From our early Manchester days in 1981, we have had a vein of Goth running through us. It exhibits itself in our love of the music, the original gothic footwear in our collection, the fusion of goth influences into new collections
and our unequivocal championing of the outsider.
So, what is Goth. It’s the 19th Century actress Sarah Bernhardt wearing a stuffed bat and sleeping in a coffin, the macabre, greyscale illustrations of Edward Gorey, a coal-eyed Siouxsie Sioux submerged in a tub full of flowers or The Horrors in winkle-picker shoes singing “Sheena is a Parasite.” It’s Dicken’s Miss Havisham haunting her mansion in a decaying wedding dress, the crows-nest hair of Robert Smith, Edward Scissorhands, and a young and boisterous Nick Cave. ,1960’s horror movies and 1880’s literature.
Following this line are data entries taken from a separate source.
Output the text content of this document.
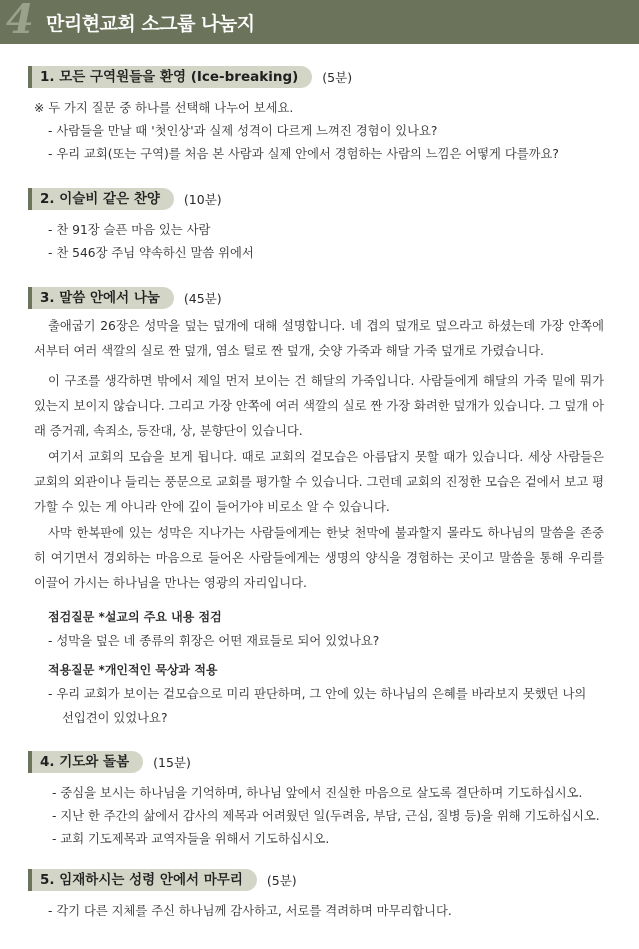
4 만리현교회 소그룹 나눔지
1. 모든 구역원들을 환영 (Ice-breaking)	(5분)
※ 두 가지 질문 중 하나를 선택해 나누어 보세요.
- 사람들을 만날 때 '첫인상'과 실제 성격이 다르게 느껴진 경험이 있나요?
- 우리 교회(또는 구역)를 처음 본 사람과 실제 안에서 경험하는 사람의 느낌은 어떻게 다를까요?
2. 이슬비 같은 찬양	(10분)
- 찬 91장 슬픈 마음 있는 사람
- 찬 546장 주님 약속하신 말씀 위에서
3. 말씀 안에서 나눔	(45분)
출애굽기 26장은 성막을 덮는 덮개에 대해 설명합니다. 네 겹의 덮개로 덮으라고 하셨는데 가장 안쪽에서부터 여러 색깔의 실로 짠 덮개, 염소 털로 짠 덮개, 숫양 가죽과 해달 가죽 덮개로 가렸습니다.
이 구조를 생각하면 밖에서 제일 먼저 보이는 건 해달의 가죽입니다. 사람들에게 해달의 가죽 밑에 뭐가 있는지 보이지 않습니다. 그리고 가장 안쪽에 여러 색깔의 실로 짠 가장 화려한 덮개가 있습니다. 그 덮개 아래 증거궤, 속죄소, 등잔대, 상, 분향단이 있습니다.
여기서 교회의 모습을 보게 됩니다. 때로 교회의 겉모습은 아름답지 못할 때가 있습니다. 세상 사람들은 교회의 외관이나 들리는 풍문으로 교회를 평가할 수 있습니다. 그런데 교회의 진정한 모습은 겉에서 보고 평가할 수 있는 게 아니라 안에 깊이 들어가야 비로소 알 수 있습니다.
사막 한복판에 있는 성막은 지나가는 사람들에게는 한낮 천막에 불과할지 몰라도 하나님의 말씀을 존중히 여기면서 경외하는 마음으로 들어온 사람들에게는 생명의 양식을 경험하는 곳이고 말씀을 통해 우리를 이끌어 가시는 하나님을 만나는 영광의 자리입니다.
점검질문 *설교의 주요 내용 점검
- 성막을 덮은 네 종류의 휘장은 어떤 재료들로 되어 있었나요?
적용질문 *개인적인 묵상과 적용
- 우리 교회가 보이는 겉모습으로 미리 판단하며, 그 안에 있는 하나님의 은혜를 바라보지 못했던 나의
선입견이 있었나요?
4. 기도와 돌봄	(15분)
- 중심을 보시는 하나님을 기억하며, 하나님 앞에서 진실한 마음으로 살도록 결단하며 기도하십시오.
- 지난 한 주간의 삶에서 감사의 제목과 어려웠던 일(두려움, 부담, 근심, 질병 등)을 위해 기도하십시오.
- 교회 기도제목과 교역자들을 위해서 기도하십시오.
5. 임재하시는 성령 안에서 마무리	(5분)
- 각기 다른 지체를 주신 하나님께 감사하고, 서로를 격려하며 마무리합니다.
It’s the doom, dynamism, and depths of colour black.
Many subcultures are borne from a feeling of ‘otherness’; a means of outsiders banding together with a shared impetus and uniform. None more so than the Goths, a subculture forged from themes of clandestine mystery and melancholic romance.
Goth as a youth culture emerged in the 1970s, yet the ‘Gothic’ had already existed as a prevalent cultural theme two centuries prior. Taking inspiration from the Medieval and the morbid, the Gothic literature of the late 18th and 19th Centuries signalled a fascination with dark romanticism, science, and the occult. Occupying the realm between “wonder and terror,” Gothic fiction gave way to Victorian ghost stories and the Hammer Horror films of the 1930s.
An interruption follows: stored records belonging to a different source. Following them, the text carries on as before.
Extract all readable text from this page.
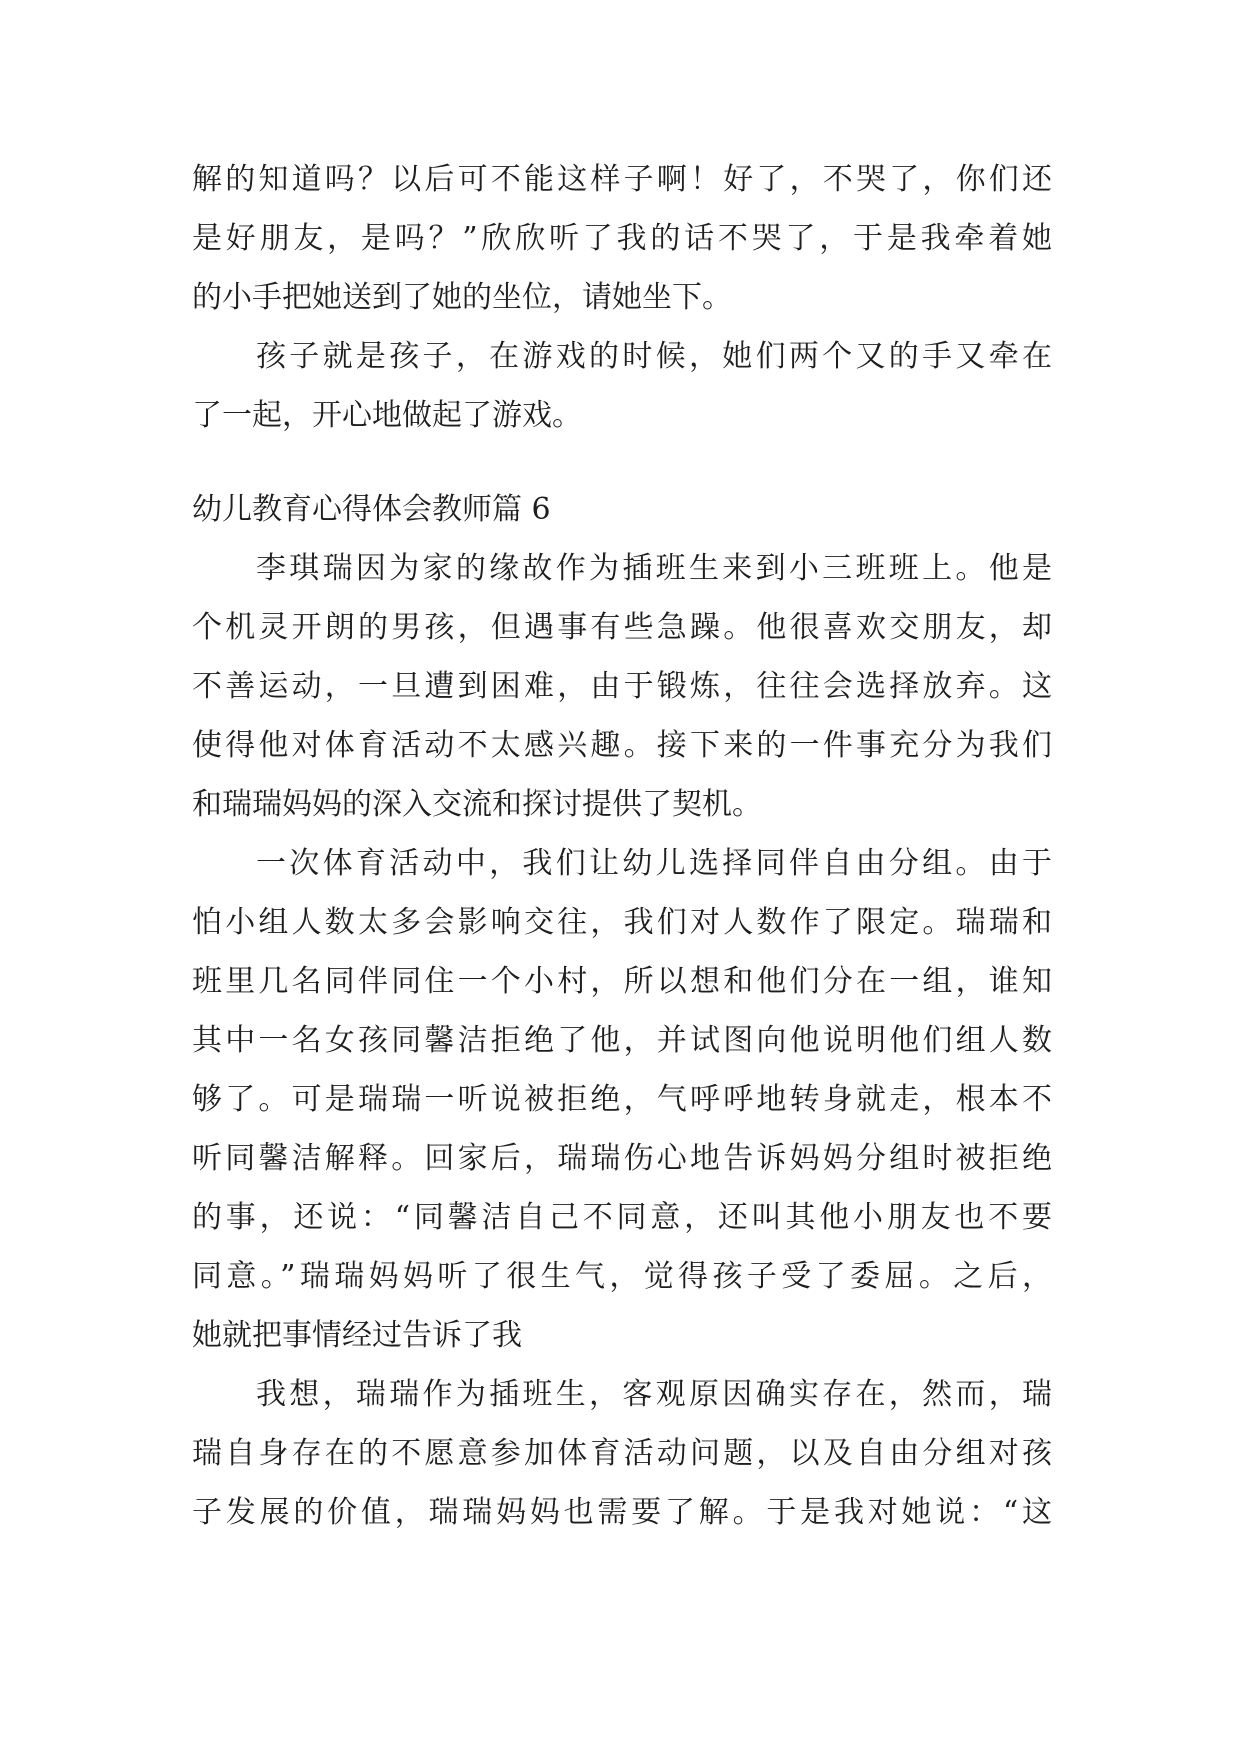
解的知道吗？以后可不能这样子啊！好了，不哭了，你们还
是好朋友，是吗？”欣欣听了我的话不哭了，于是我牵着她
的小手把她送到了她的坐位，请她坐下。
孩子就是孩子，在游戏的时候，她们两个又的手又牵在
了一起，开心地做起了游戏。
幼儿教育心得体会教师篇 6
李琪瑞因为家的缘故作为插班生来到小三班班上。他是
个机灵开朗的男孩，但遇事有些急躁。他很喜欢交朋友，却
不善运动，一旦遭到困难，由于锻炼，往往会选择放弃。这
使得他对体育活动不太感兴趣。接下来的一件事充分为我们
和瑞瑞妈妈的深入交流和探讨提供了契机。
一次体育活动中，我们让幼儿选择同伴自由分组。由于
怕小组人数太多会影响交往，我们对人数作了限定。瑞瑞和
班里几名同伴同住一个小村，所以想和他们分在一组，谁知
其中一名女孩同馨洁拒绝了他，并试图向他说明他们组人数
够了。可是瑞瑞一听说被拒绝，气呼呼地转身就走，根本不
听同馨洁解释。回家后，瑞瑞伤心地告诉妈妈分组时被拒绝
的事，还说：“同馨洁自己不同意，还叫其他小朋友也不要
同意。”瑞瑞妈妈听了很生气，觉得孩子受了委屈。之后，
她就把事情经过告诉了我
我想，瑞瑞作为插班生，客观原因确实存在，然而，瑞
瑞自身存在的不愿意参加体育活动问题，以及自由分组对孩
子发展的价值，瑞瑞妈妈也需要了解。于是我对她说：“这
It wasn’t until 1967 when the Gothic was apparently applied to music; “Gothic rock” was allegedly formulated by music critic John Stickney when describing The Doors. The term reared its (black and knotted) head later that year, in reference to the captivating darkness of The Velvet Underground. Goth as a fully-fledged music genre ascended in the late 1970s and early 1980s when a sub-sect of punk splintered away from the brashness of gobbing to a realm of decay and decadence. Porcelain skin, eyes painted ebony and haunting, brooding songs; the wail of Siouxsie and the Banshees was a call to arms for young goths (despite Siouxsie’s disdain as being labelled the ‘goth-mother.’) The dour atmosphere of Joy Division had a gothic lilt, The Cure were amid their early Gothic phase, yet it was Northampton band Bauhaus’ 9-minute-long debut single, “Bela Lugosi’s Dead”, which is widely considered Goth’s harbinger.
Many of those who have been heralded and historicised as bastions of Goth are the most hesitant to be defined as such, noting it’s one-dimensional trappings of gloom. Furthermore, Goth can be viewed as one-dimensional regarding multiculturalism, or a lack of such. In an article written for Medium, Shanna Collins certified the overlooked African origins of Gothic tropes; skulls and serpent imagery is rooted in indigenous spiritual tradition, as is the belief that the colours black and grey are associated with “the morbid, shadow aspects of life that are hidden from public consciousness.” asserts that the earliest Goth song was penned in 1956 by Screamin’ J Hawkins’ ‘I Put a Spell on You.’ Lyrics seething with romance and witchcraft, a bone through his nose and clad in a cape, Hawkins’ is fundamental in the heritage of Goth.
Gothicism became diluted yet prevalent; Nick Cave went from gothic ferocity (wearing leather trousers and dementedly screaming in The Birthday Party), to Southern Gothic, (the murder ballads and swampy imagery of The Bad Seeds) made sartorially manifest in his wife, Susie Cave’s, elegant “Vampire’s Wife” dresses. Loitering in the shadows of high fashion, the Goth can be seen in Alexander McQueen’s fascination with bloodthirsty fairy tales, Prada’s AW19 show (Wednesday Addam’s plaits and black lace dresses adorned with the face of Frankenstein’s monster) and the ghostly, baroque designs of Dilara Findikoglu.
Goth in its most authentic form remains tied to the misfit groups of youth culture. They can be seen skulking around Camden Market, or en masse at Whitby Goth Weekend, home to Bram Stoker’s Dracula. More importantly, and as we have reported before, like many subcultures of the underground, Goth has transcended its perceived boundaries, retained the feeling of “otherness”, and shrouded itself in the darkness of other music genres. In club nights such as Slimelight it embraces industrial, dark techno and dark wave and over at Wraith Club it emerges through transgressive performances, fetish, and an array of interpretations of contemporary Goth fashion.
The Goth is surely the most pervasive and persisting of subcultures. Bauhaus sang it best: “Undead undead undead!”